Group the chromosomes by SAMPLES and return a grouped DataFrame.
Retrieve the unique sample names from the dataset.
Methods Summary
Display the SAMPLES and CHROMOSOMES_LIST using rich.
Display the full chromosome data (SAMPLES, CHROMOSOMES_LIST, START, END) using rich.
Display a list of sample names in a formatted table using rich.
extract_sub_graph
(sample_name, chromosome[, ...])Extract a subgraph from the GFA file.
get_chromosome_size
(sample, chrom)parallelize_samples
(samples_list)process_sample
(sample, shared_progress, task_id)Traite un échantillon en plusieurs étapes avec mise à jour de la progression via un dictionnaire partagé.
segments_info
([shared_min, specific_max, ...])specific_and_shared_segments
([...])Attributes Documentation
- bam_path: Path = None
- bam_segments_file: Path = None
- bed_path: Path = None
- build_fasta: bool = False
- chromosome: str = None
- get_chromosome_data
Load the chromosome data from a CSV file and return a DataFrame.
- Returns:
DataFrame containing the chromosome data.
- Return type:
pandas.DataFrame
- get_chromosomes_by_sample
Group the chromosomes by SAMPLES and return a grouped DataFrame.
- Returns:
A DataFrame with chromosomes grouped by SAMPLES.
- Return type:
pandas.DataFrame
- get_sample_names
Retrieve the unique sample names from the dataset.
This function extracts the unique sample names from the dict_samples_chrom attribute, which is assumed to be a dictionary where keys represent the sample names, and values contain chromosome data.
- Returns:
A list of unique sample names extracted from the dataset.
- Return type:
list
Example
>>> sample_names = self.get_sample_names() >>> print(sample_names) ['CG14', 'Og103', 'Og182', 'Og20', 'Tog5681']
- gfa_name: str = None
- gzip_gfa: bool = False
- sample_name: str = None
- samples_chrom_path: Path = None
- start: int = 0
- stop: int = None
- suffix: str = None
- threads: int = 1
- works_path: Path = None
Methods Documentation
- display_full_chromosome_data()[source]
Display the full chromosome data (SAMPLES, CHROMOSOMES_LIST, START, END) using rich.
- display_sample_names()[source]
Display a list of sample names in a formatted table using rich.

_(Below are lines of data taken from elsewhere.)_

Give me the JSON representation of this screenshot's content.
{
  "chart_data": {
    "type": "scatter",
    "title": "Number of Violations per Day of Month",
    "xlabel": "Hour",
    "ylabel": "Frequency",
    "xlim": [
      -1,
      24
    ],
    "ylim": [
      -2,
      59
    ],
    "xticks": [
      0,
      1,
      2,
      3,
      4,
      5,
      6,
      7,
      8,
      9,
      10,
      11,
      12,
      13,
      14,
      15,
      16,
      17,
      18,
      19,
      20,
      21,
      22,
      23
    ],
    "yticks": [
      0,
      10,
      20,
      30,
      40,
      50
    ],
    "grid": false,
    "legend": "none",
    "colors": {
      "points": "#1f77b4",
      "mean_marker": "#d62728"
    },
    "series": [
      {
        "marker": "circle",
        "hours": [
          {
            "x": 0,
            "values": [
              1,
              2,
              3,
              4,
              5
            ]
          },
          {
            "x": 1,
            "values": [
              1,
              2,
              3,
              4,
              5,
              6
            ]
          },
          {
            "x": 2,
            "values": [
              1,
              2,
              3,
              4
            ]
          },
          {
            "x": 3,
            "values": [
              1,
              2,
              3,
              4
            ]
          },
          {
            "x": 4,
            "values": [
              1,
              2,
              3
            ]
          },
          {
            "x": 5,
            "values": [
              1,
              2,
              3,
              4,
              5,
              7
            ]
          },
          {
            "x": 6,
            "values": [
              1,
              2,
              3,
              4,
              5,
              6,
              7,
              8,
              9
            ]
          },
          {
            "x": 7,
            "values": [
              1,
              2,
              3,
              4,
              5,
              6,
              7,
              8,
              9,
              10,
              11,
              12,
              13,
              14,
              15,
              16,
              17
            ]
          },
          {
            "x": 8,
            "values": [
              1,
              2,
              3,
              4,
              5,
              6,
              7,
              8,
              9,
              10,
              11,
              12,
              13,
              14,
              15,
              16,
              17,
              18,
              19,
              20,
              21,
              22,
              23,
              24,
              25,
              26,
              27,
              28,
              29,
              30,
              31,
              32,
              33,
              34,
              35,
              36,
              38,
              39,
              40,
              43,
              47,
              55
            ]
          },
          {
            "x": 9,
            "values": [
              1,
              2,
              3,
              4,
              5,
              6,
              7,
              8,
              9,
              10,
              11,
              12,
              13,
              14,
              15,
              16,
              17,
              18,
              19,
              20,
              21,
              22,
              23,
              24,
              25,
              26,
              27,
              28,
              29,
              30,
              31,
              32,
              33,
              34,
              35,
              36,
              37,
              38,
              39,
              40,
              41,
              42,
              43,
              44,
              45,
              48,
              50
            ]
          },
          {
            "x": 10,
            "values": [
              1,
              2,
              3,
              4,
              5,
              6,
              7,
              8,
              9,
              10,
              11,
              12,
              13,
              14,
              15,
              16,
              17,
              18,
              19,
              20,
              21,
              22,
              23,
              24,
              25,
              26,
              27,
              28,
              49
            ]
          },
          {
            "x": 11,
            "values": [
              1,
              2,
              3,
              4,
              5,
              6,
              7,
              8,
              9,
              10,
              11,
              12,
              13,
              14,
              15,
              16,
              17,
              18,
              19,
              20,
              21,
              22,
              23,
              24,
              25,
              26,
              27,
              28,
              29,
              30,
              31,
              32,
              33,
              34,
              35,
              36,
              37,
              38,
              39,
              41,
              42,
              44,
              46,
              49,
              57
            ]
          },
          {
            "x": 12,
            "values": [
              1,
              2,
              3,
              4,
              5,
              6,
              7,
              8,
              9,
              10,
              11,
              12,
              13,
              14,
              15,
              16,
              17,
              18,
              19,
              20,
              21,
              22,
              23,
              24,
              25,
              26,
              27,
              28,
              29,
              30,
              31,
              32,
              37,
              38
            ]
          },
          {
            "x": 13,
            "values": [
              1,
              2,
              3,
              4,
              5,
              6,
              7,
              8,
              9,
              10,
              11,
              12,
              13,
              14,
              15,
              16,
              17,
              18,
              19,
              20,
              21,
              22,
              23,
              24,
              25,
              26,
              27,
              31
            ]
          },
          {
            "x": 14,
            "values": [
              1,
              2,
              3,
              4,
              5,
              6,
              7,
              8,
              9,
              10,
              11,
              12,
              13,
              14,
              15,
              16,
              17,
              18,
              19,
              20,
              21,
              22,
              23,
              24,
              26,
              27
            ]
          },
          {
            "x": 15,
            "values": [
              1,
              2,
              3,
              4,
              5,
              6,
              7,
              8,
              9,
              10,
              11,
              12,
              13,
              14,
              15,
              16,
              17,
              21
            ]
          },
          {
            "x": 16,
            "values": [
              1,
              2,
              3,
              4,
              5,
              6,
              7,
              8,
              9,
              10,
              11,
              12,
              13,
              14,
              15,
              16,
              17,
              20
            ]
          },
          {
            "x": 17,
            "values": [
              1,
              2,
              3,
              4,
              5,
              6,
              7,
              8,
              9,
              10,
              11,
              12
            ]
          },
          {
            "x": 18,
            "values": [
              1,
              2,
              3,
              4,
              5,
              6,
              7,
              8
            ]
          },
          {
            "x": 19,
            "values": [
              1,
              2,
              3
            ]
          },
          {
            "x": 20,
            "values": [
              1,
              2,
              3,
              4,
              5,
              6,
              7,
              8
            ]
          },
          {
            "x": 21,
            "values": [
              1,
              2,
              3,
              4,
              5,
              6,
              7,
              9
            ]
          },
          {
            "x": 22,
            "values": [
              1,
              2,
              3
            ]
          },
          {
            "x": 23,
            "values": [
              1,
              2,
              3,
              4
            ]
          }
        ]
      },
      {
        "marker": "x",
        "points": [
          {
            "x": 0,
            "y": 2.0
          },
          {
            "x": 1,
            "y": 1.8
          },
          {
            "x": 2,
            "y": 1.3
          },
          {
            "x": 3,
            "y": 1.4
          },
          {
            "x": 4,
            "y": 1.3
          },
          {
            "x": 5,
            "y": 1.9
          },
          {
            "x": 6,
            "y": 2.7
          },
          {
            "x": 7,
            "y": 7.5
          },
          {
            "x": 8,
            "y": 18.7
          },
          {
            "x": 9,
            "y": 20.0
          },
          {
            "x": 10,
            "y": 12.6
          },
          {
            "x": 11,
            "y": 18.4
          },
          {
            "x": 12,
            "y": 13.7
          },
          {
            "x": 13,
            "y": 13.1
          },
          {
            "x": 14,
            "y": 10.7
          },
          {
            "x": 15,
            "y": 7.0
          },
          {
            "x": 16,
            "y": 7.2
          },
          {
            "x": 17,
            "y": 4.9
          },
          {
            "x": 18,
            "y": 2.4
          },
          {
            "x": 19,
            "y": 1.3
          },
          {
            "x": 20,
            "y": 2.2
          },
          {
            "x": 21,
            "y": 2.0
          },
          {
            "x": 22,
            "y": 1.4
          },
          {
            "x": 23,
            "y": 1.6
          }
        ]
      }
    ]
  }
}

This function show a list of sample names visually appealing table format using the rich library. The table will contain only one column labeled ‘SAMPLES’ where each row represents a sample name.
- Returns:
This function only prints the table to the console; it does not return any value.
- Return type:
None
- extract_sub_graph(sample_name, chromosome, start=0, stop=None, samples_list_path=None, build_fasta=False)[source]
Extract a subgraph from the GFA file.
- Parameters:
sample_name (str) – The name of the sample.
chromosome (str) – The chromosome identifier.
start (int) – The starting position. default=0
stop (int) – The stopping position.
samples_list_path (Path, optional) – File with list of samples to include in the subgraph.
- process_sample(sample, shared_progress, task_id)[source]
Traite un échantillon en plusieurs étapes avec mise à jour de la progression via un dictionnaire partagé.